The virus meant that over 20,000 employees were unable to work at some point due to related illness or quarantine, but employee absences didn’t generally have a significant impact at air, land, or sea ports, which saw declining traffic. Absences did however affect some Border Patrol operations.
The Government Accountability Office (GAO) has praised CBP for its COVID-19 response and found that the component implemented policies intended to protect employees and the public, and adjusted operations, such as by moving some processing activities outdoors.
In its June 14 report, GAO said that between January and December 2020, CBP updated guidance on COVID-19 precautions and how managers should address possible exposures.
The watchdog found that CBP also used a variety of workplace flexibilities, including telework and weather and safety leave to minimize the number of employees in the workplace, when appropriate. As well as moving some processing functions outdoors, CBP field officers encouraged social distancing, and provided protective equipment to employees and the public. Some field locations took steps to modify infrastructure to prevent the spread of COVID-19, such as installing acrylic barriers or improving airflow in facilities.

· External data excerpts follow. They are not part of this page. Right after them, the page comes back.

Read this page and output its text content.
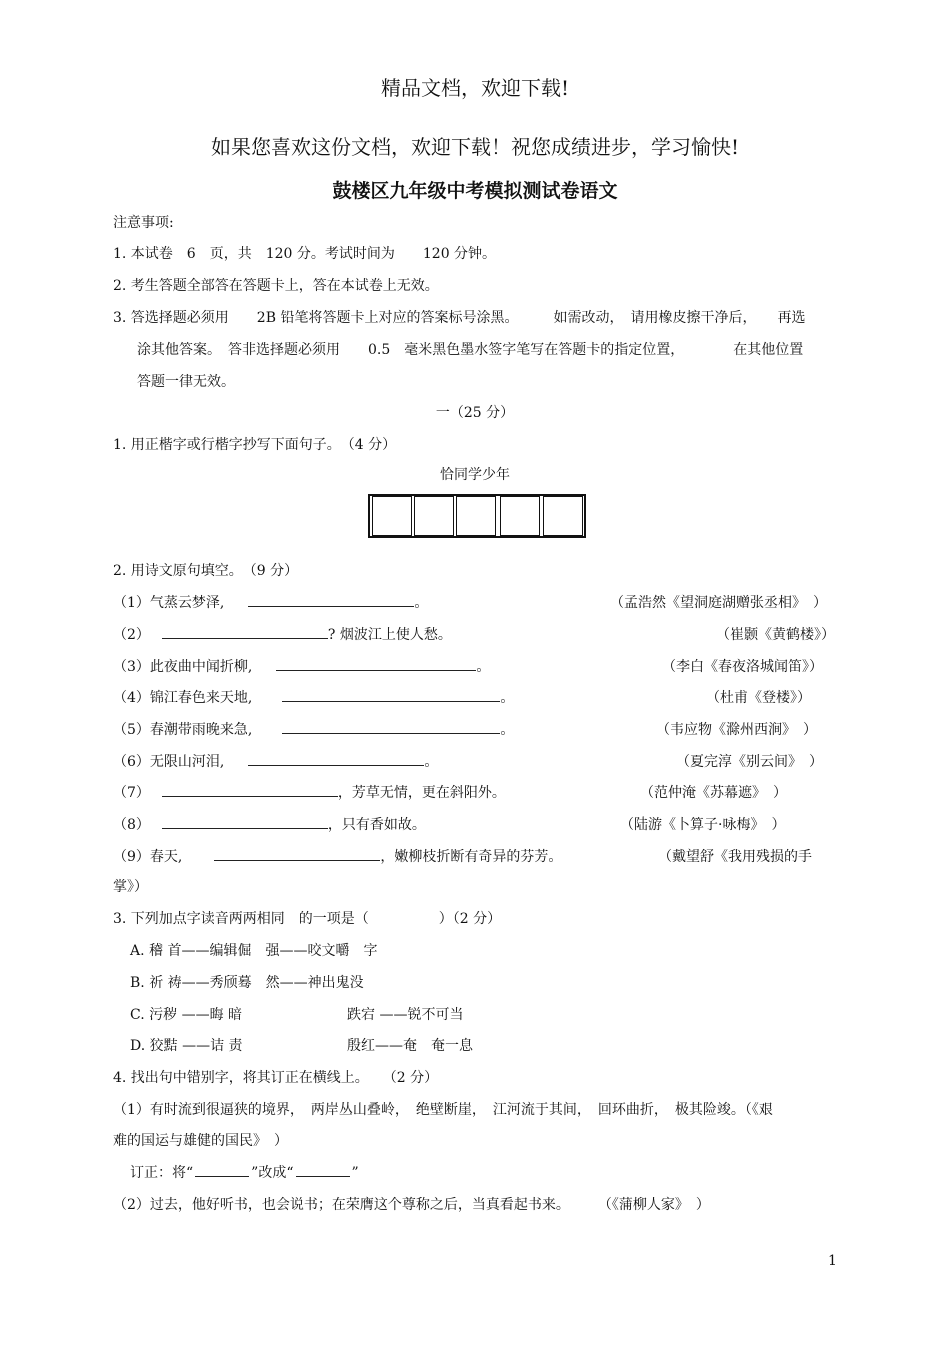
精品文档，欢迎下载!
如果您喜欢这份文档，欢迎下载！祝您成绩进步，学习愉快!
鼓楼区九年级中考模拟测试卷语文
注意事项:
1. 本试卷　6　页，共　120 分。考试时间为　　120 分钟。
2. 考生答题全部答在答题卡上，答在本试卷上无效。
3. 答选择题必须用　　2B 铅笔将答题卡上对应的答案标号涂黑。　　　如需改动，　请用橡皮擦干净后，　　再选
涂其他答案。　答非选择题必须用　　0.5　毫米黑色墨水签字笔写在答题卡的指定位置，　　　　在其他位置
答题一律无效。
一（25 分）
1. 用正楷字或行楷字抄写下面句子。　（4 分）
恰同学少年
2. 用诗文原句填空。　（9 分）
（1）气蒸云梦泽,	。	（孟浩然《望洞庭湖赠张丞相》　）
（2）	? 烟波江上使人愁。	（崔颢《黄鹤楼》）
（3）此夜曲中闻折柳,	。	（李白《春夜洛城闻笛》）
（4）锦江春色来天地,	。	（杜甫《登楼》）
（5）春潮带雨晚来急,	。	（韦应物《滁州西涧》　）
（6）无限山河泪,	。	（夏完淳《别云间》　）
（7）	，芳草无情，更在斜阳外。	（范仲淹《苏幕遮》　）
（8）	，只有香如故。	（陆游《卜算子·咏梅》　）
（9）春天,	，嫩柳枝折断有奇异的芬芳。	（戴望舒《我用残损的手
掌》）
3. 下列加点字读音两两相同　的一项是（　　　　　）（2 分）
A. 稽 首——编辑倔　强——咬文嚼　字
B. 祈 祷——秀颀蓦　然——神出鬼没
C. 污秽 ——晦 暗	跌宕 ——锐不可当
D. 狡黠 ——诘 责	殷红——奄　奄一息
4. 找出句中错别字，将其订正在横线上。　　（2 分）
（1）有时流到很逼狭的境界，　两岸丛山叠岭，　绝壁断崖，　江河流于其间，　回环曲折，　极其险竣。（《艰
难的国运与雄健的国民》　）
订正：将“	”改成“	”
（2）过去，他好听书，也会说书；在荣膺这个尊称之后，当真看起书来。　　　（《蒲柳人家》　）
1
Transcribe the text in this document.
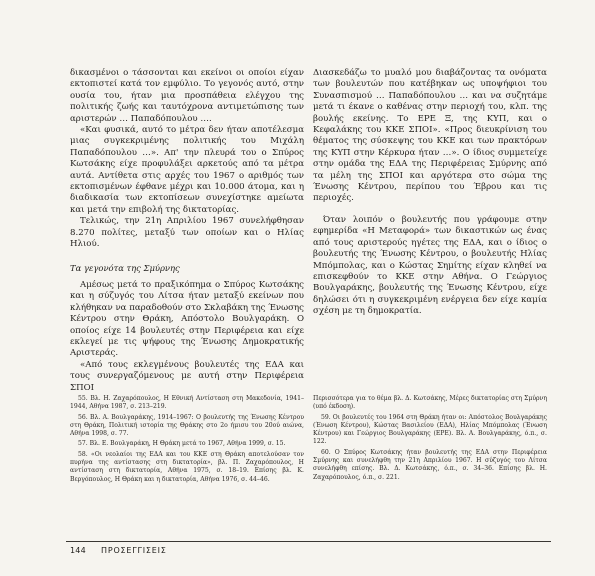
δικασμένοι ο τάσσονται και εκείνοι οι οποίοι είχαν εκτοπιστεί κατά τον εμφύλιο. Το γεγονός αυτό, στην ουσία του, ήταν μια προσπάθεια ελέγχου της πολιτικής ζωής και ταυτόχρονα αντιμετώπισης των αριστερών … Παπαδόπουλου ….

«Και φυσικά, αυτό το μέτρα δεν ήταν αποτέλεσμα μιας συγκεκριμένης πολιτικής του Μιχάλη Παπαδόπουλου …». Απ' την πλευρά του ο Σπύρος Κωτσάκης είχε προφυλάξει αρκετούς από τα μέτρα αυτά. Αντίθετα στις αρχές του 1967 ο αριθμός των εκτοπισμένων έφθανε μέχρι και 10.000 άτομα, και η διαδικασία των εκτοπίσεων συνεχίστηκε αμείωτα και μετά την επιβολή της δικτατορίας.

Τελικώς, την 21η Απριλίου 1967 συνελήφθησαν 8.270 πολίτες, μεταξύ των οποίων και ο Ηλίας Ηλιού.

Τα γεγονότα της Σμύρνης

Αμέσως μετά το πραξικόπημα ο Σπύρος Κωτσάκης και η σύζυγός του Λίτσα ήταν μεταξύ εκείνων που κλήθηκαν να παραδοθούν στο Σκλαβάκη της Ένωσης Κέντρου στην Θράκη, Απόστολο Βουλγαράκη. Ο οποίος είχε 14 βουλευτές στην Περιφέρεια και είχε εκλεγεί με τις ψήφους της Ένωσης Δημοκρατικής Αριστεράς.

«Από τους εκλεγμένους βουλευτές της ΕΔΑ και τους συνεργαζόμενους με αυτή στην Περιφέρεια ΣΠΟΙ

Διασκεδάζω το μυαλό μου διαβάζοντας τα ονόματα των βουλευτών που κατέβηκαν ως υποψήφιοι του Συνασπισμού … Παπαδόπουλου … και να συζητάμε μετά τι έκανε ο καθένας στην περιοχή του, κλπ. της βουλής εκείνης. Το ΕΡΕ Ξ, της ΚΥΠ, και ο Κεφαλάκης του ΚΚΕ ΣΠΟΙ». «Προς διευκρίνιση του θέματος της σύσκεψης του ΚΚΕ και των πρακτόρων της ΚΥΠ στην Κέρκυρα ήταν …». Ο ίδιος συμμετείχε στην ομάδα της ΕΔΑ της Περιφέρειας Σμύρνης από τα μέλη της ΣΠΟΙ και αργότερα στο σώμα της Ένωσης Κέντρου, περίπου του Έβρου και τις περιοχές.

Όταν λοιπόν ο βουλευτής που γράφουμε στην εφημερίδα «Η Μεταφορά» των δικαστικών ως ένας από τους αριστερούς ηγέτες της ΕΔΑ, και ο ίδιος ο βουλευτής της Ένωσης Κέντρου, ο βουλευτής Ηλίας Μπόμπολας, και ο Κώστας Σημίτης είχαν κληθεί να επισκεφθούν το ΚΚΕ στην Αθήνα. Ο Γεώργιος Βουλγαράκης, βουλευτής της Ένωσης Κέντρου, είχε δηλώσει ότι η συγκεκριμένη ενέργεια δεν είχε καμία σχέση με τη δημοκρατία.

55. Βλ. Η. Ζαχαρόπουλος, Η Εθνική Αντίσταση στη Μακεδονία, 1941–1944, Αθήνα 1987, σ. 213–219.

56. Βλ. Α. Βουλγαράκης, 1914–1967: Ο βουλευτής της Ένωσης Κέντρου στη Θράκη, Πολιτική ιστορία της Θράκης στο 2ο ήμισυ του 20ού αιώνα, Αθήνα 1998, σ. 77.

57. Βλ. Ε. Βουλγαράκη, Η Θράκη μετά το 1967, Αθήνα 1999, σ. 15.

58. «Οι νεολαίοι της ΕΔΑ και του ΚΚΕ στη Θράκη αποτελούσαν τον πυρήνα της αντίστασης στη δικτατορία», βλ. Π. Ζαχαρόπουλος, Η αντίσταση στη δικτατορία, Αθήνα 1975, σ. 18–19. Επίσης βλ. Κ. Βεργόπουλος, Η Θράκη και η δικτατορία, Αθήνα 1976, σ. 44–46.

Περισσότερα για το θέμα βλ. Δ. Κωτσάκης, Μέρες δικτατορίας στη Σμύρνη (υπό έκδοση).

59. Οι βουλευτές του 1964 στη Θράκη ήταν οι: Απόστολος Βουλγαράκης (Ένωση Κέντρου), Κώστας Βασιλείου (ΕΔΑ), Ηλίας Μπόμπολας (Ένωση Κέντρου) και Γεώργιος Βουλγαράκης (ΕΡΕ). Βλ. Α. Βουλγαράκης, ό.π., σ. 122.

60. Ο Σπύρος Κωτσάκης ήταν βουλευτής της ΕΔΑ στην Περιφέρεια Σμύρνης και συνελήφθη την 21η Απριλίου 1967. Η σύζυγός του Λίτσα συνελήφθη επίσης. Βλ. Δ. Κωτσάκης, ό.π., σ. 34–36. Επίσης βλ. Η. Ζαχαρόπουλος, ό.π., σ. 221.

144 ΠΡΟΣΕΓΓΙΣΕΙΣ
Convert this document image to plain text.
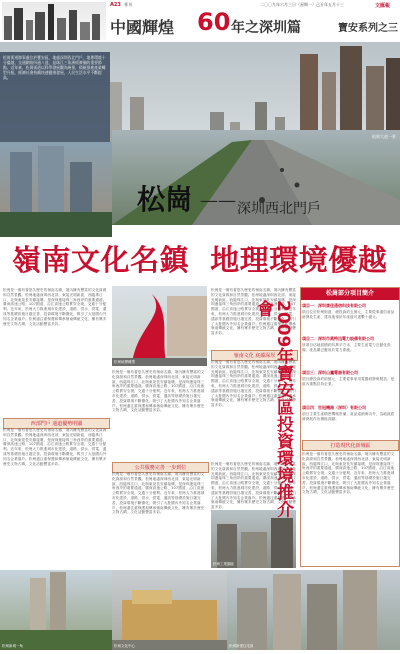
中國輝煌 60 年之深圳篇	寶安系列之三
A23 專刊	二〇〇九年六月三日（星期一）己丑年五月十三	文匯報
松崗街道辦事處位於寶安區，地處深圳西北門戶，地理環境十分優越，交通網絡四通八達，是珠江三角洲經濟圈的重要節點。近年來，松崗街道以科學發展觀為統領，積極推進產業轉型升級，經濟社會持續快速健康發展，人民生活水平不斷提高。
松崗大道一景
松崗 —— 深圳西北門戶
嶺南文化名鎮  地理環境優越
松崗是一個有著悠久歷史的嶺南名鎮，境內擁有豐富的文化資源和自然景觀。松崗地處深圳西北部，東接光明新區，西臨珠江口，北與東莞長安鎮接壤，是深圳連接珠三角西岸的重要通道。廣深高速公路、107國道、沿江高速公路貫穿全境，交通十分便利。近年來，松崗大力推進城市化建設，道路、供水、供電、通訊等基礎設施日趨完善，投資環境不斷優化，吸引了大批國內外知名企業落戶。松崗還注重保護和傳承嶺南傳統文化，擁有眾多歷史文物古蹟，文化活動豐富多彩。
西部門戶 通道優勢明顯
松崗是一個有著悠久歷史的嶺南名鎮，境內擁有豐富的文化資源和自然景觀。松崗地處深圳西北部，東接光明新區，西臨珠江口，北與東莞長安鎮接壤，是深圳連接珠三角西岸的重要通道。廣深高速公路、107國道、沿江高速公路貫穿全境，交通十分便利。近年來，松崗大力推進城市化建設，道路、供水、供電、通訊等基礎設施日趨完善，投資環境不斷優化，吸引了大批國內外知名企業落戶。松崗還注重保護和傳承嶺南傳統文化，擁有眾多歷史文物古蹟，文化活動豐富多彩。
松崗地標雕塑
松崗是一個有著悠久歷史的嶺南名鎮，境內擁有豐富的文化資源和自然景觀。松崗地處深圳西北部，東接光明新區，西臨珠江口，北與東莞長安鎮接壤，是深圳連接珠三角西岸的重要通道。廣深高速公路、107國道、沿江高速公路貫穿全境，交通十分便利。近年來，松崗大力推進城市化建設，道路、供水、供電、通訊等基礎設施日趨完善，投資環境不斷優化，吸引了大批國內外知名企業落戶。松崗還注重保護和傳承嶺南傳統文化，擁有眾多歷史文物古蹟，文化活動豐富多彩。
公共服務完善 一步到位
松崗是一個有著悠久歷史的嶺南名鎮，境內擁有豐富的文化資源和自然景觀。松崗地處深圳西北部，東接光明新區，西臨珠江口，北與東莞長安鎮接壤，是深圳連接珠三角西岸的重要通道。廣深高速公路、107國道、沿江高速公路貫穿全境，交通十分便利。近年來，松崗大力推進城市化建設，道路、供水、供電、通訊等基礎設施日趨完善，投資環境不斷優化，吸引了大批國內外知名企業落戶。松崗還注重保護和傳承嶺南傳統文化，擁有眾多歷史文物古蹟，文化活動豐富多彩。
松崗是一個有著悠久歷史的嶺南名鎮，境內擁有豐富的文化資源和自然景觀。松崗地處深圳西北部，東接光明新區，西臨珠江口，北與東莞長安鎮接壤，是深圳連接珠三角西岸的重要通道。廣深高速公路、107國道、沿江高速公路貫穿全境，交通十分便利。近年來，松崗大力推進城市化建設，道路、供水、供電、通訊等基礎設施日趨完善，投資環境不斷優化，吸引了大批國內外知名企業落戶。松崗還注重保護和傳承嶺南傳統文化，擁有眾多歷史文物古蹟，文化活動豐富多彩。
嶺南文化 底蘊深厚
松崗是一個有著悠久歷史的嶺南名鎮，境內擁有豐富的文化資源和自然景觀。松崗地處深圳西北部，東接光明新區，西臨珠江口，北與東莞長安鎮接壤，是深圳連接珠三角西岸的重要通道。廣深高速公路、107國道、沿江高速公路貫穿全境，交通十分便利。近年來，松崗大力推進城市化建設，道路、供水、供電、通訊等基礎設施日趨完善，投資環境不斷優化，吸引了大批國內外知名企業落戶。松崗還注重保護和傳承嶺南傳統文化，擁有眾多歷史文物古蹟，文化活動豐富多彩。
松崗是一個有著悠久歷史的嶺南名鎮，境內擁有豐富的文化資源和自然景觀。松崗地處深圳西北部，東接光明新區，西臨珠江口，北與東莞長安鎮接壤，是深圳連接珠三角西岸的重要通道。廣深高速公路、107國道、沿江高速公路貫穿全境，交通十分便利。近年來，松崗大力推進城市化建設，道路、供水、供電、通訊等基礎設施日趨完善，投資環境不斷優化，吸引了大批國內外知名企業落戶。松崗還注重保護和傳承嶺南傳統文化，擁有眾多歷史文物古蹟，文化活動豐富多彩。
松崗工業園區
松崗部分項目簡介
2009年寶安區投資環境推介會	項目一：深圳康佳通信科技有限公司
項目位於松崗街道，總投資約五億元，主要從事通信產品研發及生產，建成後預計年產值可達數十億元。
項目二：深圳市奧特迅電力設備有限公司
該項目佔地面積約四萬平方米，主要生產電力自動化設備，產品廣泛應用於電力系統。
項目三：深圳山鷹電器有限公司
項目總投資約兩億元，主要從事家用電器研發與製造，是區內重點扶持企業。
項目四：世冠機器（深圳）有限公司
項目主要生產精密機械設備，產品遠銷海內外，為地區經濟發展作出積極貢獻。
打造現代化新城區
松崗是一個有著悠久歷史的嶺南名鎮，境內擁有豐富的文化資源和自然景觀。松崗地處深圳西北部，東接光明新區，西臨珠江口，北與東莞長安鎮接壤，是深圳連接珠三角西岸的重要通道。廣深高速公路、107國道、沿江高速公路貫穿全境，交通十分便利。近年來，松崗大力推進城市化建設，道路、供水、供電、通訊等基礎設施日趨完善，投資環境不斷優化，吸引了大批國內外知名企業落戶。松崗還注重保護和傳承嶺南傳統文化，擁有眾多歷史文物古蹟，文化活動豐富多彩。
松崗新城一角	松崗文化中心	松崗新建住宅區
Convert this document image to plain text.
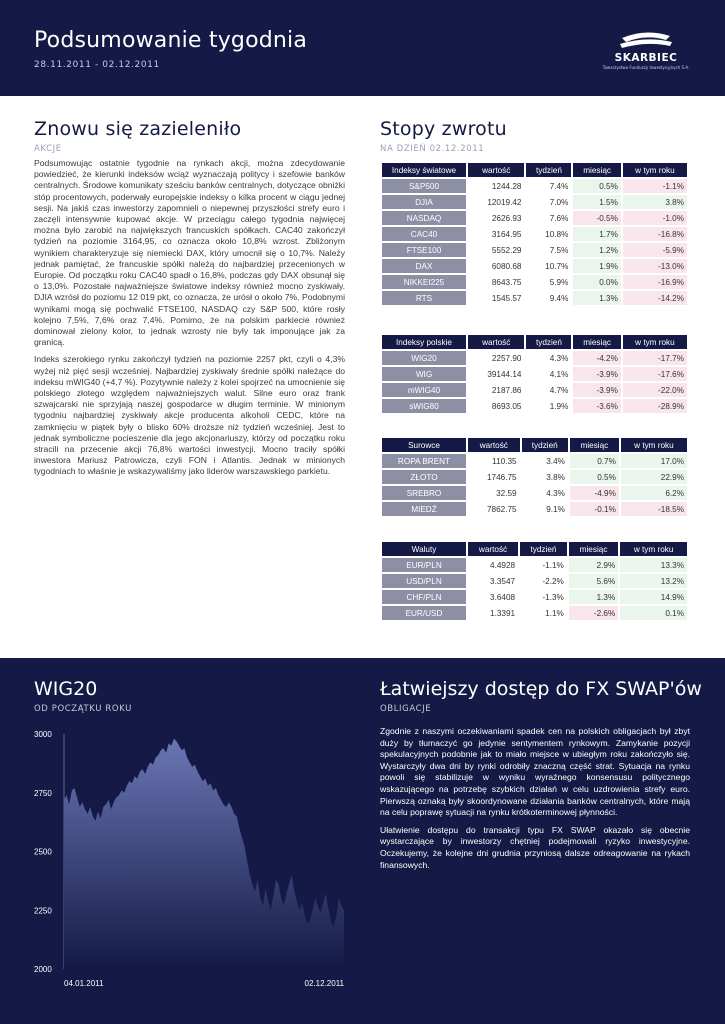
Podsumowanie tygodnia
28.11.2011 - 02.12.2011
SKARBIEC
Towarzystwo Funduszy Inwestycyjnych S.A.
Znowu się zazieleniło
AKCJE

Podsumowując ostatnie tygodnie na rynkach akcji, można zdecydowanie powiedzieć, że kierunki indeksów wciąż wyznaczają politycy i szefowie banków centralnych. Środowe komunikaty sześciu banków centralnych, dotyczące obniżki stóp procentowych, poderwały europejskie indeksy o kilka procent w ciągu jednej sesji. Na jakiś czas inwestorzy zapomnieli o niepewnej przyszłości strefy euro i zaczęli intensywnie kupować akcje. W przeciągu całego tygodnia najwięcej można było zarobić na największych francuskich spółkach. CAC40 zakończył tydzień na poziomie 3164,95, co oznacza około 10,8% wzrost. Zbliżonym wynikiem charakteryzuje się niemiecki DAX, który umocnił się o 10,7%. Należy jednak pamiętać, że francuskie spółki należą do najbardziej przecenionych w Europie. Od początku roku CAC40 spadł o 16,8%, podczas gdy DAX obsunął się o 13,0%. Pozostałe najważniejsze światowe indeksy również mocno zyskiwały. DJIA wzrósł do poziomu 12 019 pkt, co oznacza, że urósł o około 7%. Podobnymi wynikami mogą się pochwalić FTSE100, NASDAQ czy S&P 500, które rosły kolejno 7,5%, 7,6% oraz 7,4%. Pomimo, że na polskim parkiecie również dominował zielony kolor, to jednak wzrosty nie były tak imponujące jak za granicą.

Indeks szerokiego rynku zakończył tydzień na poziomie 2257 pkt, czyli o 4,3% wyżej niż pięć sesji wcześniej. Najbardziej zyskiwały średnie spółki należące do indeksu mWIG40 (+4,7 %). Pozytywnie należy z kolei spojrzeć na umocnienie się polskiego złotego względem najważniejszych walut. Silne euro oraz frank szwajcarski nie sprzyjają naszej gospodarce w długim terminie. W minionym tygodniu najbardziej zyskiwały akcje producenta alkoholi CEDC, które na zamknięciu w piątek były o blisko 60% droższe niż tydzień wcześniej. Jest to jednak symboliczne pocieszenie dla jego akcjonariuszy, którzy od początku roku stracili na przecenie akcji 76,8% wartości inwestycji. Mocno traciły spółki inwestora Mariusz Patrowicza, czyli FON i Atlantis. Jednak w minionych tygodniach to właśnie je wskazywaliśmy jako liderów warszawskiego parkietu.

Stopy zwrotu
NA DZIEŃ 02.12.2011
Indeksy światowe	wartość	tydzień	miesiąc	w tym roku
S&P500	1244.28	7.4%	0.5%	-1.1%
DJIA	12019.42	7.0%	1.5%	3.8%
NASDAQ	2626.93	7.6%	-0.5%	-1.0%
CAC40	3164.95	10.8%	1.7%	-16.8%
FTSE100	5552.29	7.5%	1.2%	-5.9%
DAX	6080.68	10.7%	1.9%	-13.0%
NIKKEI225	8643.75	5.9%	0.0%	-16.9%
RTS	1545.57	9.4%	1.3%	-14.2%
Indeksy polskie	wartość	tydzień	miesiąc	w tym roku
WIG20	2257.90	4.3%	-4.2%	-17.7%
WIG	39144.14	4.1%	-3.9%	-17.6%
mWIG40	2187.86	4.7%	-3.9%	-22.0%
sWIG80	8693.05	1.9%	-3.6%	-28.9%
Surowce	wartość	tydzień	miesiąc	w tym roku
ROPA BRENT	110.35	3.4%	0.7%	17.0%
ZŁOTO	1746.75	3.8%	0.5%	22.9%
SREBRO	32.59	4.3%	-4.9%	6.2%
MIEDŹ	7862.75	9.1%	-0.1%	-18.5%
Waluty	wartość	tydzień	miesiąc	w tym roku
EUR/PLN	4.4928	-1.1%	2.9%	13.3%
USD/PLN	3.3547	-2.2%	5.6%	13.2%
CHF/PLN	3.6408	-1.3%	1.3%	14.9%
EUR/USD	1.3391	1.1%	-2.6%	0.1%
WIG20
OD POCZĄTKU ROKU
3000
2750
2500
2250
2000
04.01.2011	02.12.2011
Łatwiejszy dostęp do FX SWAP'ów
OBLIGACJE

Zgodnie z naszymi oczekiwaniami spadek cen na polskich obligacjach był zbyt duży by tłumaczyć go jedynie sentymentem rynkowym. Zamykanie pozycji spekulacyjnych podobnie jak to miało miejsce w ubiegłym roku zakończyło się. Wystarczyły dwa dni by rynki odrobiły znaczną część strat. Sytuacja na rynku powoli się stabilizuje w wyniku wyraźnego konsensusu politycznego wskazującego na potrzebę szybkich działań w celu uzdrowienia strefy euro. Pierwszą oznaką były skoordynowane działania banków centralnych, które mają na celu poprawę sytuacji na rynku krótkoterminowej płynności.

Ułatwienie dostępu do transakcji typu FX SWAP okazało się obecnie wystarczające by inwestorzy chętniej podejmowali ryzyko inwestycyjne. Oczekujemy, że kolejne dni grudnia przyniosą dalsze odreagowanie na rykach finansowych.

Challenges implementing operational changes were not unheard of though, and included insufficient equipment for telework at three field locations, and shortages of respirators at a quarter of the ports of entry GAO reviewed.
CBP adjusted operations in response to COVID-19 and executive actions. As travel and trade volumes declined, some ports of entry reallocated personnel to other operations, such as cargo processing. In contrast, starting in May 2020 Border Patrol encounters with noncitizens steadily increased. As a result, Border Patrol requested additional resources. It also shifted its deployment strategy to operate as closely to the border as practical to intercept individuals who could be infected with COVID-19. Accordingly, some Border Patrol sectors modified interior operations, such as limiting resources at immigration checkpoints. CBP also assisted in implementing a Centers for Disease Control order that provided the ability to quickly expel apprehended individuals.